Work Calculation

What is Work?

In physics, work is defined as the transfer of energy that occurs when a force is applied to an object and causes it to move in the direction of the force. Mathematically, work (W) is the dot product of force (F) and displacement (s): W = F·s·cosθ, where θ is the angle between the force and displacement vectors. Work is a scalar quantity measured in joules (J). One joule is defined as the work done when a force of one newton moves an object one meter in the direction of the force.

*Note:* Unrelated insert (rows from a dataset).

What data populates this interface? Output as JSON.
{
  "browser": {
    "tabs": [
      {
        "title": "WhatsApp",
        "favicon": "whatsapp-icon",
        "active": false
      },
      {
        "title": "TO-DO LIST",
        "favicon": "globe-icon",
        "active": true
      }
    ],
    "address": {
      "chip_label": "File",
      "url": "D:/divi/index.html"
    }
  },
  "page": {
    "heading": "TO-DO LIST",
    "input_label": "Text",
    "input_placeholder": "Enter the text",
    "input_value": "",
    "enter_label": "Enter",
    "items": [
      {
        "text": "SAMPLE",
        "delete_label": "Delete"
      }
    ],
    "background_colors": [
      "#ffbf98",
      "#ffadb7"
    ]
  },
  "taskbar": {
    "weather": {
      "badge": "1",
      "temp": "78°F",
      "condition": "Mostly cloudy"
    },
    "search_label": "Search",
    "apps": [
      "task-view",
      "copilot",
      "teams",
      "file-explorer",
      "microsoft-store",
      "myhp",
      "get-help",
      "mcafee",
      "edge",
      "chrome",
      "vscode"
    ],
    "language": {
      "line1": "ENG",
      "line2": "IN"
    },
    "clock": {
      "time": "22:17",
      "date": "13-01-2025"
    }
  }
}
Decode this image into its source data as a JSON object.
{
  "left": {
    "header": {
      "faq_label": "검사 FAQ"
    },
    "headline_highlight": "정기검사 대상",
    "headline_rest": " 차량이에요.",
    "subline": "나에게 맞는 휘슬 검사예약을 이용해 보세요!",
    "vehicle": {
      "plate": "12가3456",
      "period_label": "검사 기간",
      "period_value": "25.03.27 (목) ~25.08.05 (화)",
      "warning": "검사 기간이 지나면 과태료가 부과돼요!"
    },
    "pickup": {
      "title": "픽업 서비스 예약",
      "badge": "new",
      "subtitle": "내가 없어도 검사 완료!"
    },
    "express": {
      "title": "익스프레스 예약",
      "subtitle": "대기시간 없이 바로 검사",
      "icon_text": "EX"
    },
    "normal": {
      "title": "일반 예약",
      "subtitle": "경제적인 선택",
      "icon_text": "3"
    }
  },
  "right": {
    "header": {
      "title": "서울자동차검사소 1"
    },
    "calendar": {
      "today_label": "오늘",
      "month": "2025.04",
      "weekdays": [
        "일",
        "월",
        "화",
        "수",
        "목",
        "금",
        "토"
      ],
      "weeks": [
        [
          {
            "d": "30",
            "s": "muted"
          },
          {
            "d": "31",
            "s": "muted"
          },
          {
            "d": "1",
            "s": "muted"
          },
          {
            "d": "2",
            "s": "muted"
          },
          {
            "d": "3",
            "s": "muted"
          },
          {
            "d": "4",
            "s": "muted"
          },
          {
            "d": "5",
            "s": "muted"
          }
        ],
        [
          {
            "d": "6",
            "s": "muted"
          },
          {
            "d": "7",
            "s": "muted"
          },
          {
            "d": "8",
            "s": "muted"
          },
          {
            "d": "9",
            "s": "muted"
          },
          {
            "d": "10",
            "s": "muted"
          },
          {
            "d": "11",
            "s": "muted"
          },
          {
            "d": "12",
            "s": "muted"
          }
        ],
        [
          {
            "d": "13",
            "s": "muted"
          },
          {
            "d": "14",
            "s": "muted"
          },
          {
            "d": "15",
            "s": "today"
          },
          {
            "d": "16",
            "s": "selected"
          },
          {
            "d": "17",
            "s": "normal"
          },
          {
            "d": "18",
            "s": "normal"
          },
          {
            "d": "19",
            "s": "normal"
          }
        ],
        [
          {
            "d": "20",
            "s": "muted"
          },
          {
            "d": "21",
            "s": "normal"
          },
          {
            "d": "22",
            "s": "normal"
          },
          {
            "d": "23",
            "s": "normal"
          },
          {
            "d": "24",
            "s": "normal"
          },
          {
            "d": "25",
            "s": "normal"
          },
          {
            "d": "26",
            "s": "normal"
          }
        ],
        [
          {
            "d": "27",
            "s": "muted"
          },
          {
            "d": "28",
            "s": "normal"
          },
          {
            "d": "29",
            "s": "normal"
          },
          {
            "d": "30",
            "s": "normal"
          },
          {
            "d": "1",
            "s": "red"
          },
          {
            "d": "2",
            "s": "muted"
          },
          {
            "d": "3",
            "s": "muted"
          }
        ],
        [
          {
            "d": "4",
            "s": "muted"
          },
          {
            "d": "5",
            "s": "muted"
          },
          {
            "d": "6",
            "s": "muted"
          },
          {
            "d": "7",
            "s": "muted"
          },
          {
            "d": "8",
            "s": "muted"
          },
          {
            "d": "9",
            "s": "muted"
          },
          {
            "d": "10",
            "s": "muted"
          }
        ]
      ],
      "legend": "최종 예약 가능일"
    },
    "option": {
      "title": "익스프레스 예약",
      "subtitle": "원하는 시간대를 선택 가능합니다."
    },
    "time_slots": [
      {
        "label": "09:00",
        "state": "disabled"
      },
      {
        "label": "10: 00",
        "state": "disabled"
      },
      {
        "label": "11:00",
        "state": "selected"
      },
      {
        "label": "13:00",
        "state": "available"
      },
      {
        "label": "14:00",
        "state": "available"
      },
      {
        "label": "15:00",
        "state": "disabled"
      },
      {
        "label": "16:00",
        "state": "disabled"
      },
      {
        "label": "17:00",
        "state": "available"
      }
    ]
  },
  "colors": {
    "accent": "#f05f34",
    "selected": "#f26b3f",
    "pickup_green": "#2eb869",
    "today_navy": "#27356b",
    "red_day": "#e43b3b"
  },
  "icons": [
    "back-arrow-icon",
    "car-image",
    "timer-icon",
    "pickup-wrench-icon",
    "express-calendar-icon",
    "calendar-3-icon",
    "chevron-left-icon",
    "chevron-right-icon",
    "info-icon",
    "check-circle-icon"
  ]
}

Positive, Negative, and Zero Work

Work can be positive, negative, or zero depending on the angle between force and displacement. When the force has a component in the direction of displacement (0° ≤ θ < 90°), the work is positive - the force adds energy to the object, causing it to accelerate. When the force opposes the displacement (90° < θ ≤ 180°), the work is negative - the force removes energy from the object, causing it to decelerate. When the force is perpendicular to the displacement (θ = 90°), the work is zero - the force changes the object's direction but not its speed, doing no work. A common example of negative work is friction, which always opposes motion.

Force Components

When a force is applied at an angle to the displacement, it's useful to resolve the force into two perpendicular components: the parallel component (F∥ = F·cosθ) which acts in the direction of displacement and does work, and the perpendicular component (F⊥ = F·sinθ) which acts perpendicular to displacement and does no work. The parallel component changes the object's speed and does work, while the perpendicular component changes the object's direction or balance but transfers no energy. This decomposition is fundamental to understanding work on inclined planes and in many practical situations.

Power

Power is the rate at which work is done: P = W/t = F·v, where v is the velocity. While work measures the total energy transferred, power measures how quickly that transfer occurs. For example, lifting a weight slowly requires the same total work as lifting it quickly, but the quick lift requires more power. Power is measured in watts (W), where one watt equals one joule per second. In practical applications, power determines the capability of machines and engines - a more powerful engine can do the same work in less time.

Applications and Examples

Work and power concepts are essential in engineering and everyday life. Examples include: lifting objects against gravity (W = m·g·h), where work equals weight times height; vehicles accelerating (engine does positive work while friction and air resistance do negative work); escalators and elevators (motor does work to lift people); spring systems (W = ½kx², storing energy in the spring); and electrical work (W = V·Q·t, voltage times charge times time). Understanding work helps design efficient machines, analyze energy consumption, and optimize performance in countless applications from simple tools to complex industrial systems.

Work-Energy Theorem

The work-energy theorem states that the net work done on an object equals its change in kinetic energy: W_net = ΔKE = ½mv²² - ½mv₁². This fundamental principle connects force and motion to energy. When positive work is done on an object, its kinetic energy increases (it speeds up). When negative work is done, its kinetic energy decreases (it slows down). This theorem is a powerful tool for solving mechanics problems, as it relates the motion directly to the energy transfer without needing to consider the detailed time evolution of the motion.